Peter Sutherland : Goldman Sachs, Bilderberg, Trilatérale, etc.

Cet arrêt brutal a déclenché le départ des habitants des camps de réfugiés pour rejoindre l’Europe. Mais nul n’explique pourquoi l’ONU, largement pourvue en fonds, a ainsi cessé d’aider ces camps en pleine crise migratoire.

Pour comprendre à ce qui se passe, il faut s’intéresser aux architectes qui, dans l’ombre des couloirs de l’ONU, travaillent à un vaste plan de repeuplement de l’Europe.

Le plus éminent d’entre eux est l’irlandais Peter Sutherland. Cet homme n’est pas n’importe qui. Il a été directeur-général de l’Organisation Mondiale du Commerce, Commissaire Européen à la Concurrence,  directeur de Goldman Sachs international [la grande banque juive new-yorkaise dont est également issu Mario Draghi, le directeur de la Banque Centrale Européenne, ndlr].

Il est également conseiller financier du Vatican, ce qui explique sa proximité avec le Pape actuel sur la question de l’immigration (lire ici).

Plus encore, il est membre de la direction du Groupe Bilderberg et directeur de la Commission Trilatérale. Deux groupes globalistes qui déterminent la politique secrète de l’oligarchie atlantique.

Conseiller spécial de l’ONU pour l’immigration

Mais, si nous mentionnons son nom aujourd’hui, c’est en sa qualité de Conseiller Spécial auprès du Secrétaire-Général de l’ONU pour les Migrations Internationales.

C’est précisément à ce poste qu’il articule les intérêts de la finance internationale – et donc des fonds de retraites allemands qui sont intégrés dans le système bancaire européen – et son agenda migratoire global qu’il engage l’ONU à promouvoir.

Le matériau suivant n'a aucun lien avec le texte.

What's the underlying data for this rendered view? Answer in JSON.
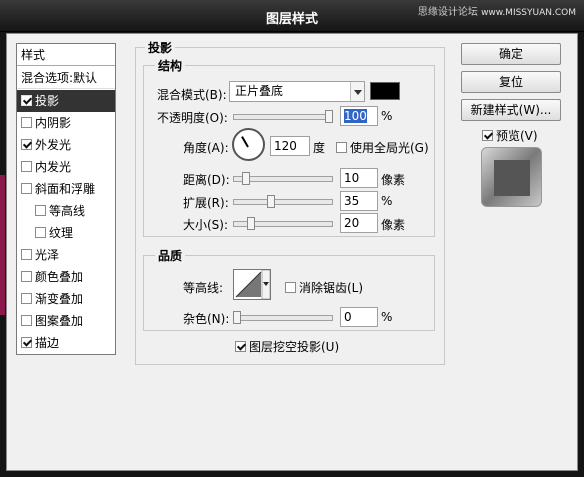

Dans une interview récente disponible sur le site de l’ONU, Peter Sutherland donne les raisons de sa politique d’ouverture maximale des frontières (lire ici). Derrière un jargon humanitaire prudent, le financier explique :

« Si vous prenez l’Allemagne comme exemple, l’Allemagne a le plus faible taux de naissance du monde. Ce plus faible taux de naissance nécessite d’accueillir plus d’un million de migrants par an sur les 30 prochaines années pour maintenir une situation où le nombre de retraités est équivalent à celui des actifs de 30 ans ».

Et d’ajouter :

« Mais je pense qu’il y a là un motif économique qui est tout aussi évident dans d’autres endroits d’Europe, particulièrement en Espagne, en Italie, au Portugal, par exemple, où il y aura de gros problèmes dans le futur s’il n’y a pas d’immigration« .

Et de conclure :

« Je demanderai aux gouvernements de coopérer, de reconnaître que la souveraineté est une illusion, que la souveraineté est une illusion absolue que nous devons mettre derrière nous. Les jours où nous nous cachions derrière des frontières et des barrières a disparu de puis longtemps. »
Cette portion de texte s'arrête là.